'Behind her Eyes' on Netflix: You cannot make sense of it.
- Shilpi Seth

- May 22, 2021
- 3 min read

As you start watching the six-parts series, you know you have seen a similar character, that same bob cut hair, a default poker-face, there is a sadness yet ‘something unknown’ about Adele as it was with Amy Dunne from Gone Girl. Not only the character but the storyline seems to be familiar—the
innocent wife who stays at home while the husband works (and also has affairs, the typical portraiture of the bad husband). Adele has something mysterious about her, why does her husband have control over everything? Why does she still use a flip phone? Why does he call every hour to check upon her? Has she been in hiding, accused of a crime? We see Adele shifting from a threatened, victimized wife to a monstrous murderer. There are many questions raised, few fade away (never answered) and other make sense later in the episodes to come. The series has themes of lucid dreaming, lies, trauma and substance abuse.
Louise is the perfect depiction of the dialogue “you can never know a person entirely”—a happy-go-lucky single mom struggling to cope with her nightmares and sleepwalking. She never understood her dreams. The illustration of Louise’s nightmare land seems familiar to the realities Charlotte Perkins Gilman describes in her short story The Yellow Wallpaper, and also, the husband was a physician and here, a psychiatrist, both keeping their wives under sedatives, to keep them under control. The single mother and the lonesome wife have many things in common. Strangely, Louise’s son Adele does not seem to know about his mother’s traumas and she seems to not carry her nights into the days. The story begins when she is drawn into the strange world of Adele and David. Louise runs into David Ferguson in the first ten minutes of the pilot, waiting for them to build up (we know that it will happen!) we know that David is too frustrated with his wife or perhaps scared. He wants to be happy, to find love and to leave Adele behind but there seems to be something that ties them together. And again, I am reminded of Nick Dunne from Gone Girl. Louise also turns out to be the new-in-town doctor’s secretary!

Though, during the initial episodes of Behind Her Eyes, there seemed to be come a certain twist, the various aspects of the plotline suggest it to be a psychological twist. In flashbacks we see Adele’s friendship with Rob in the asylum; that had nothing to contribute to the story (until the very end) but to Adele’s individual character. Perhaps the storytellers could involve Rob more than just someone Adele met at the nursing home. The signs of Rob’s homosexuality were quite evident, his instant attraction to David Ferguson could not miss the camera. Rob is attracted to both Adele and David. There is a three-way love story under the lines, at play.
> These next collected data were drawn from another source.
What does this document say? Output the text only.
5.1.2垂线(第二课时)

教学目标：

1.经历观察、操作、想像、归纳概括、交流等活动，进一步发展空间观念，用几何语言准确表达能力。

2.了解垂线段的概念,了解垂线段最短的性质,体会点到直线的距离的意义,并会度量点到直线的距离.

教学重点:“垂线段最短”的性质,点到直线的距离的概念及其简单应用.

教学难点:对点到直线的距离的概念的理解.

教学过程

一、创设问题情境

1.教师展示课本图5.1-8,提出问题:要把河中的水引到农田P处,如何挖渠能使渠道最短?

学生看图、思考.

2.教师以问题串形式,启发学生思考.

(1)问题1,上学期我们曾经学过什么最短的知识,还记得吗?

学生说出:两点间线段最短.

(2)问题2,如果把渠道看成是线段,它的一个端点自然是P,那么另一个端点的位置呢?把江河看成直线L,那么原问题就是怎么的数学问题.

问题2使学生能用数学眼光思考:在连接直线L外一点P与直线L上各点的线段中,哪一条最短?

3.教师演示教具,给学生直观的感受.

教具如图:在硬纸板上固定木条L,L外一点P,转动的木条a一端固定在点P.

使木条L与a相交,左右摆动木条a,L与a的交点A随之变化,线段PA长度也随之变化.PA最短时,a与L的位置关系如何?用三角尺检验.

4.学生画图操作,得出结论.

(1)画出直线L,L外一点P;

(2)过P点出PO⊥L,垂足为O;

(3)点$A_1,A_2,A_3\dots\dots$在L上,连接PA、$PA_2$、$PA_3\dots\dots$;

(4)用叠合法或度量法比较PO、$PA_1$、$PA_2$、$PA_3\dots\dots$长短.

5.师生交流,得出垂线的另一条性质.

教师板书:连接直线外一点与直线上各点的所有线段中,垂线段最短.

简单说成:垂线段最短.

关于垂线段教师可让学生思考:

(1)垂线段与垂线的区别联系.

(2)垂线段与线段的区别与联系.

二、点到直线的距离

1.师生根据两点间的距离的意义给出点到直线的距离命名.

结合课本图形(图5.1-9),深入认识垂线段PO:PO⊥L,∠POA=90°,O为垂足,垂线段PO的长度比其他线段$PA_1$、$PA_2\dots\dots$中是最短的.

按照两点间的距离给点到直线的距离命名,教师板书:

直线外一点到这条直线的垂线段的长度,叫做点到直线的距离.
Adele knows how to control her lucid-dream world, she can go wherever she wishes and the cinematography is a naïve to depict the same—the top angle camera, like a hovering CCTV, a ball of light floating around spaces, something more than that could be done. Astra Projection is an out-of-body experience but is shown in a very shallow manner—count you fingers to 10 and you fall asleep to wander anywhere in real time. Adele takes the drug-ridden mantras to Louise for her to combat her nightmares and they find the door. What my brain couldn’t process was how did Louise perform Astra projections with only a few day’s practice and without any sedatives. As you come closer to the end, you realize that everything is interlinked, or perhaps that there are two people instead of three and by the end, there is one person instead of three.
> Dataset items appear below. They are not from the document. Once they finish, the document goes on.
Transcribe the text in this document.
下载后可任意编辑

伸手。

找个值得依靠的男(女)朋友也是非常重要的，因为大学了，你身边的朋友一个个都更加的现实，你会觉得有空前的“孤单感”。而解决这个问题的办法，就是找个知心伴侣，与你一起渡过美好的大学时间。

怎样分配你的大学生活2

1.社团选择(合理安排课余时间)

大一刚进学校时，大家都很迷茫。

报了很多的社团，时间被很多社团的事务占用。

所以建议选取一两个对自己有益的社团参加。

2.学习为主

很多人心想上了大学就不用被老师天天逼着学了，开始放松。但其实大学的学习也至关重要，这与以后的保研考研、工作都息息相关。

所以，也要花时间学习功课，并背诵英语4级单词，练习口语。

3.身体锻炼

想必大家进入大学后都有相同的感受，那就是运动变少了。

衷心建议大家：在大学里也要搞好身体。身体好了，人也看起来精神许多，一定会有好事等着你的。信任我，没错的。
While the rest of the show is smooth, slow-paced, the ending comes rushing in. Everything happens too fast and also, quiet absurdly. I could notice Rob’s homosexuality in the very instance when he looks at their photograph, and also the revelation of the Astra projection, I could join the dots and the ending did not bring much amazement with it rather a confused state of mind. I could tell Adele is Rob. Though the series could deceive the watchers with the characters and their wrong-doings, they left hints around for us to join the dots.
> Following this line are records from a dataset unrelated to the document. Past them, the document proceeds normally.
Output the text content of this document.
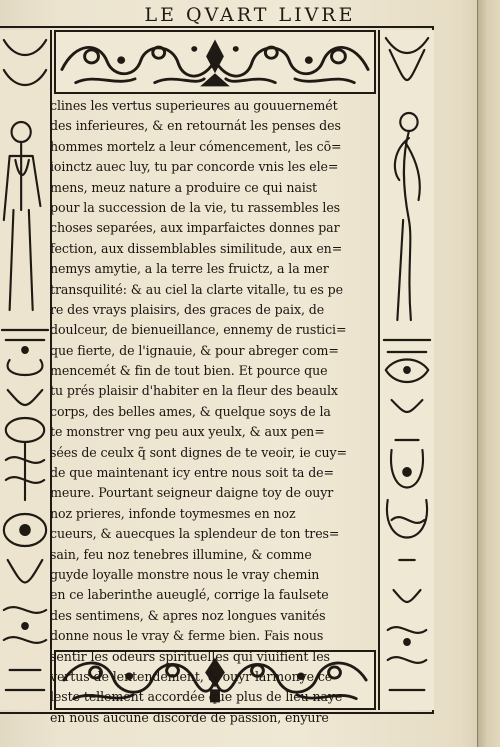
LE QVART LIVRE
clines les vertus superieures au gouuernemét
des inferieures, & en retournát les penses des
hommes mortelz a leur cómencement, les cõ=
ioinctz auec luy, tu par concorde vnis les ele=
mens, meuz nature a produire ce qui naist
pour la succession de la vie, tu rassembles les
choses separées, aux imparfaictes donnes par
fection, aux dissemblables similitude, aux en=
nemys amytie, a la terre les fruictz, a la mer
transquilité: & au ciel la clarte vitalle, tu es pe
re des vrays plaisirs, des graces de paix, de
doulceur, de bienueillance, ennemy de rustici=
que fierte, de l'ignauie, & pour abreger com=
mencemét & fin de tout bien. Et pource que
tu prés plaisir d'habiter en la fleur des beaulx
corps, des belles ames, & quelque soys de la
te monstrer vng peu aux yeulx, & aux pen=
sées de ceulx q̃ sont dignes de te veoir, ie cuy=
de que maintenant icy entre nous soit ta de=
meure. Pourtant seigneur daigne toy de ouyr
noz prieres, infonde toymesmes en noz
cueurs, & auecques la splendeur de ton tres=
sain, feu noz tenebres illumine, & comme
guyde loyalle monstre nous le vray chemin
en ce laberinthe aueuglé, corrige la faulsete
des sentimens, & apres noz longues vanités
donne nous le vray & ferme bien. Fais nous
sentir les odeurs spirituelles qui viuifient les
vertus de lentendement, & ouyr larmonye ce
leste tellement accordée que plus de lieu naye
en nous aucune discorde de passion, enyure
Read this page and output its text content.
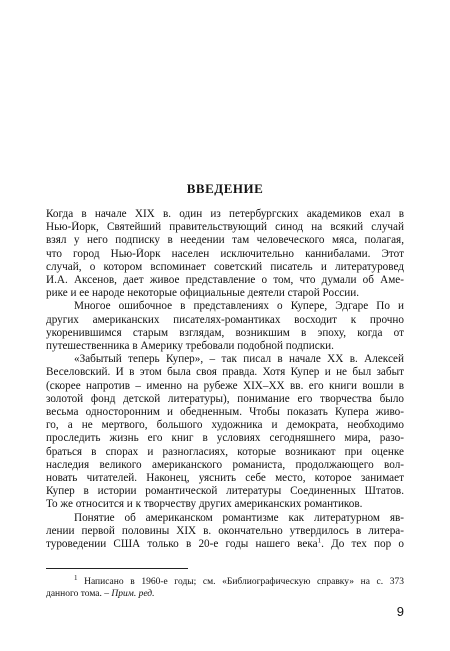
ВВЕДЕНИЕ

Когда в начале XIX в. один из петербургских академиков ехал в
Нью-Йорк, Святейший правительствующий синод на всякий случай
взял у него подписку в неедении там человеческого мяса, полагая,
что город Нью-Йорк населен исключительно каннибалами. Этот
случай, о котором вспоминает советский писатель и литературовед
И.А. Аксенов, дает живое представление о том, что думали об Аме-
рике и ее народе некоторые официальные деятели старой России.

Многое ошибочное в представлениях о Купере, Эдгаре По и
других американских писателях-романтиках восходит к прочно
укоренившимся старым взглядам, возникшим в эпоху, когда от
путешественника в Америку требовали подобной подписки.

«Забытый теперь Купер», – так писал в начале XX в. Алексей
Веселовский. И в этом была своя правда. Хотя Купер и не был забыт
(скорее напротив – именно на рубеже XIX–XX вв. его книги вошли в
золотой фонд детской литературы), понимание его творчества было
весьма односторонним и обедненным. Чтобы показать Купера живо-
го, а не мертвого, большого художника и демократа, необходимо
проследить жизнь его книг в условиях сегодняшнего мира, разо-
браться в спорах и разногласиях, которые возникают при оценке
наследия великого американского романиста, продолжающего вол-
новать читателей. Наконец, уяснить себе место, которое занимает
Купер в истории романтической литературы Соединенных Штатов.
То же относится и к творчеству других американских романтиков.

Понятие об американском романтизме как литературном яв-
лении первой половины XIX в. окончательно утвердилось в литера-
туроведении США только в 20-е годы нашего века$^1$. До тех пор о

$^1$ Написано в 1960-е годы; см. «Библиографическую справку» на с. 373
данного тома. – Прим. ред.
9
The question of Rob’s sexual orientation is something that has never been discussed. He is in love with David but also chooses to inhabit a female’s body. There is very little background to his character and no character arc can be seen. The initial episodes are slow paced, with not much to connect to the end, the ending seems sudden and rushed. The questions about astra projection or astra travelling remain unanswered.
The entire series hangs onto the much talked about twist which seems so abrupt that it perhaps is a little funny.